Overview
MilvusDM (Milvus Data Migration) is an open-source tool designed specifically for importing and exporting data with Milvus. MilvusDM allows you to migrate data in a specific collection or partition.
To substantially improve data management efficiency and reduce DevOps costs, MilvusDM supports the following migration channels:
- Milvus to Milvus: Migrates data between instances of Milvus.
- Faiss to Milvus: Imports unzipped data from Faiss to Milvus.
- HDF5 to Milvus: Imports HDF5 files into Milvus.
- Milvus to HDF5: Saves the data in Milvus as HDF5 files.
MilvusDM
MilvusDM is hosted on GitHub. To install MilvusDM, run:
pip3 install pymilvusdm
MilvusDM File Structure
The flow chart below shows how MilvusDM performs different tasks according to the .yaml file it receives:
File structure
MilvusDM file structure:
- pymilvusdm
- core
- milvus_client.py: Performs client operations in Milvus.

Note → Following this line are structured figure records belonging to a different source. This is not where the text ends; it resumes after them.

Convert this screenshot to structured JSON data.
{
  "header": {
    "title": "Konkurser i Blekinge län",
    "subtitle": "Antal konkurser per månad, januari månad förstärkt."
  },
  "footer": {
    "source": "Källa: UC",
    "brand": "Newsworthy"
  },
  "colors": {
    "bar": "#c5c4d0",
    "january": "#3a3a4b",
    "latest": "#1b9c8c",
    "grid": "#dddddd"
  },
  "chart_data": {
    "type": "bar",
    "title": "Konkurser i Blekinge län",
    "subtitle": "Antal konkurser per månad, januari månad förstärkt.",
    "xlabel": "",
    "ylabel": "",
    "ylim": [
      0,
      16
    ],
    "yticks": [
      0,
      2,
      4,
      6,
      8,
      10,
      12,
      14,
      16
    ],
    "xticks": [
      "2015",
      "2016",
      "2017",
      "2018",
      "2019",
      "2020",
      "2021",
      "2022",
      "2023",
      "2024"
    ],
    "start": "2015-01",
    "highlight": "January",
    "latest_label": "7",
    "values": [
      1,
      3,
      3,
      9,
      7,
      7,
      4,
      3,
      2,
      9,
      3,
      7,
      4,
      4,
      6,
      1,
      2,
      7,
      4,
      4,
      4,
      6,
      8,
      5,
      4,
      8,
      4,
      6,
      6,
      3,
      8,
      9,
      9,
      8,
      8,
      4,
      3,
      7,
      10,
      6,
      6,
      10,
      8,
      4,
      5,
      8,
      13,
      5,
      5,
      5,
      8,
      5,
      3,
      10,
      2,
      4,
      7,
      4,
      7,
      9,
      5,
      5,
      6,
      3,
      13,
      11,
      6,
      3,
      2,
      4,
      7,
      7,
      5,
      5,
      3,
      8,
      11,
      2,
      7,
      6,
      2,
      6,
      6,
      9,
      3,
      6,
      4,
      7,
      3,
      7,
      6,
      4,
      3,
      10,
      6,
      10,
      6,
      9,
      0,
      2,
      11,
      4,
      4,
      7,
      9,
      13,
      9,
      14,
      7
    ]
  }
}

- read_data.py: Reads the HDF5 files on your local drive. (Add your code here to support reading data files in other formats.)

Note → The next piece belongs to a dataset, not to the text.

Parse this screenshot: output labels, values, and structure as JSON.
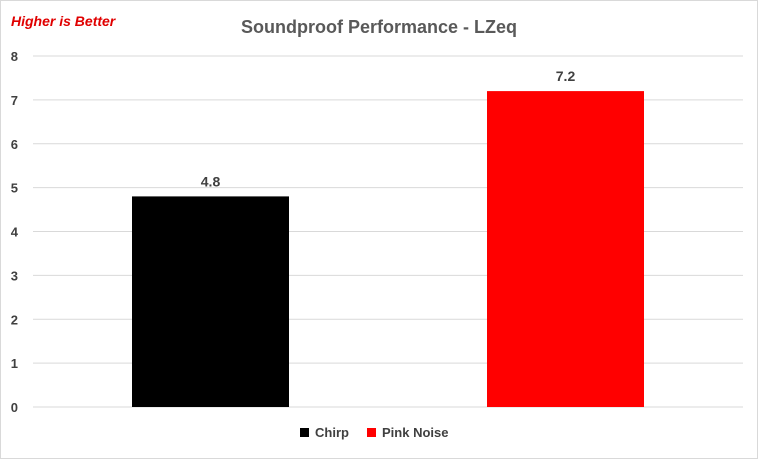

- read_faiss_data.py: Reads Faiss data files.
- read_milvus_data.py: Reads Milvus data files.
- read_milvus_meta.py: Reads Milvus metadata.
- data_to_milvus.py: Creates collections or partitions as specified in .yaml files and imports vectors and the corresponding IDs into Milvus.
- save_data.py: Saves data as HDF5 files.
- write_logs.py: Writes
debug
/info
/error
logs during runtime.
- faiss_to_milvus.py: Imports Faiss data into Milvus.
- hdf5_to_milvus.py: Imports HDF5 files into Milvus.
- milvus_to_milvus.py: Migrates data from a source Milvus to a target Milvus.
- milvus_to_hdf5.py: Saves Milvus data as HDF5 files.
- main.py: Executes tasks as specified by the received .yaml file.
- setting.py: Stores configurations for MilvusDM operation.
- core
- setup.py: Creates and uploads pymilvusdm file packages to PyPI (Python Package Index).
Enhancement Plan
In future releases, MilvusDM will provide more new features including MilvusDump and MilvusRestore to support exporting all Milvus data, restoring data in specified collections and partitions, resuming interrupted download and more.